In poche parole le nostre difese non si sviluppano in  modo idoneo, la fase acuta non permette lo scarico di tensioni emotive e fisiche attraverso la manifestazione della sua fase critica e per finire si lascia uno spazio per la comparsa di nuove forme più aggressive per il nostro organismo.


I farmaci

L’altro aspetto da prendere in considerazione anche se non di completa comprensione è l’uso e abuso di farmaci nel bambino e soprattutto nelle sue varie fasi di vita. Mentre è più semplice capire cosa può provocare una soppressione continua della febbre per mezzo degli antipiretici, o l’uso prolungato e ricorrente degli antibiotici, più difficile è pensare cosa può provocare l’uso del cortisone in età infantile.
Essendo un ormone le sue ripercussioni avvengono a livello emotivo e fisico. Oggi si tende a usarne sempre di più iniziando dall’infanzia, dalla nascita, se compaiono delle dermatiti, per continuare con le prime forme infettive abbinandolo agli antibiotici per potenziarne l’azione.
Sappiamo che oltre agli effetti antinfiammatori è un immunosoppressivo con quindi una maggiore possibilità di abbassare le difese immunitarie e di fare entrare il bambino in un circolo chiuso di malattie trattamento e di nuovo malattie, ma cosa muove a altri livelli è più difficile a dirsi.
Naturalmente si conoscono le forme di sovradosaggio, ma cosa cambia in maniera più sottile in un bambino in crescita non è semplice da raccontare.

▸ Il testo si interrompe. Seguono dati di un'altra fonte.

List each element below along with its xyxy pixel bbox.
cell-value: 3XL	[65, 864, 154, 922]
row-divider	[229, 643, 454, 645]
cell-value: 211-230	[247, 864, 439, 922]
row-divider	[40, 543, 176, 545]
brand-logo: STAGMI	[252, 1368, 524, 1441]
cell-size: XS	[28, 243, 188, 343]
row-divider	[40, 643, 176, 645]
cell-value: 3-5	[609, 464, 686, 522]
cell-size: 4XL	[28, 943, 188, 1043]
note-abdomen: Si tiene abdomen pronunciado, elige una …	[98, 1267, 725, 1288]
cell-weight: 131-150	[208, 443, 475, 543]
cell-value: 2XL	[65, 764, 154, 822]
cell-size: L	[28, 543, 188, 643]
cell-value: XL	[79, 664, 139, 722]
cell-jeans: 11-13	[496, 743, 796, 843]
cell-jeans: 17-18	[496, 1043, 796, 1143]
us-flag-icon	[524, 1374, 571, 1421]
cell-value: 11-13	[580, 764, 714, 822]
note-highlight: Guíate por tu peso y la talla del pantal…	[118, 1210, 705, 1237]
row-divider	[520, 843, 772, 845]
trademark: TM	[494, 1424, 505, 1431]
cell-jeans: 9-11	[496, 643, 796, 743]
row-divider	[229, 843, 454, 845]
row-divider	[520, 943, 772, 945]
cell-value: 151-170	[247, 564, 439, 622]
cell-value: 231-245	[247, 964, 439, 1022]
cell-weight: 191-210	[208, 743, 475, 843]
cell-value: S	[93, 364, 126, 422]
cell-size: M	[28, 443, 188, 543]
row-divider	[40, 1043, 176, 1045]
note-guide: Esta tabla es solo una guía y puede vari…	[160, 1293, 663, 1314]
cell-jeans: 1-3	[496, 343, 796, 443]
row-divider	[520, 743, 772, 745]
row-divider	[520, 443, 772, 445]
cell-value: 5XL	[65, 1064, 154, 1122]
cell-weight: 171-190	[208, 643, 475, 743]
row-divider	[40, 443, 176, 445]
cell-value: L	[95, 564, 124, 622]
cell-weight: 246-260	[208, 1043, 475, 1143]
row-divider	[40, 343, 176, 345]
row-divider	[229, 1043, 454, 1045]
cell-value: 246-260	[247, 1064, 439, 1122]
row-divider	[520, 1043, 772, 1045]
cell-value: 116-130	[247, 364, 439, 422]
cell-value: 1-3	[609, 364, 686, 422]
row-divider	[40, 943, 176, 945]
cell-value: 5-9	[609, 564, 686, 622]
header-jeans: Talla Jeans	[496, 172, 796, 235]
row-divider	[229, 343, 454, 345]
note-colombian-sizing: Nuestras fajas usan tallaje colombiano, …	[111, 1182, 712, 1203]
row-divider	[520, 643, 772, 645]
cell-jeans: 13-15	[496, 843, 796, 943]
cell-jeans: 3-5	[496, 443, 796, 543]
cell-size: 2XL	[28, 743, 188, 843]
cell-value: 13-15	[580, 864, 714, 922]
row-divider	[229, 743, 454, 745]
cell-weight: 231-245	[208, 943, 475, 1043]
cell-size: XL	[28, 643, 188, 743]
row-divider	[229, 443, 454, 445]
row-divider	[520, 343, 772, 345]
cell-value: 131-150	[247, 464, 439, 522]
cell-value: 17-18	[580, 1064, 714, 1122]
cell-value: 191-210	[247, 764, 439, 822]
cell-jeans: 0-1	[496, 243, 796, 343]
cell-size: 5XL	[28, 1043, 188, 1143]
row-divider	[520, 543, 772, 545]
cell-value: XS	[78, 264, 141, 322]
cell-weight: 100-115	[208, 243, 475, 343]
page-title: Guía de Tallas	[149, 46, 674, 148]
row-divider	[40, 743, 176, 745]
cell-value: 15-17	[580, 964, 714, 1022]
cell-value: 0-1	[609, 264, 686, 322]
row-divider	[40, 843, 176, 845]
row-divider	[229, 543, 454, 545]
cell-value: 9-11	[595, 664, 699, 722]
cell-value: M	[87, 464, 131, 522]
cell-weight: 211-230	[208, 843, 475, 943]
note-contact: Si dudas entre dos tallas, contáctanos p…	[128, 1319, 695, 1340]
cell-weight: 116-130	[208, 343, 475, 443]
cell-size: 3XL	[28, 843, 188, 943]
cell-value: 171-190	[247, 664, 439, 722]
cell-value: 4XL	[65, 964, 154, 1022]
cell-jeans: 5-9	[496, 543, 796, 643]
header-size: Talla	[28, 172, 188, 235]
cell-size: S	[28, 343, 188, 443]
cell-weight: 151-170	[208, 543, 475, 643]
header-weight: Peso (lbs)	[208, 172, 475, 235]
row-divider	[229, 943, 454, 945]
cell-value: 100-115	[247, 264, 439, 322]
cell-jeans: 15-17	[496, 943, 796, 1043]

Da un punto di vista emotivo può dare cambiamenti dell’umore con un aumento dell’aggressività, irrequietezza, insonnia.
Stimola la formazione del glucosio, diminuisce la sua   utilizzazione periferica e ne aumenta la riserva come  glicogeno oltre a aumentarne
la concentrazione ematica.
Per quanto riguarda le proteine accelera il loro  catabolismo per cui c’è una riduzione dei vari tessuti linfatici, ossei, muscolari, cutanei con diminuzione di tono e massa per un riassorbimento della matrice  proteica di ogni organo. Si può anche presentare una distribuzione differente del grasso con un aumento nella parte alta del corpo, viso, collo, nella parte posteriore, area sopraclavicolare, e una diminuzione della sua distribuzione alle estremità.
Agisce sugli elettroliti e soprattutto, in usi prolungati, provoca una alterazione nella più ampia regolazione ormonale.
A questo punto non sarebbe forse meglio rinforzare  naturalmente il sistema immunitario invece di lottare contro nemici “esterni” che cambieranno forma, dimensioni, virulenza, ma ci saranno sempre?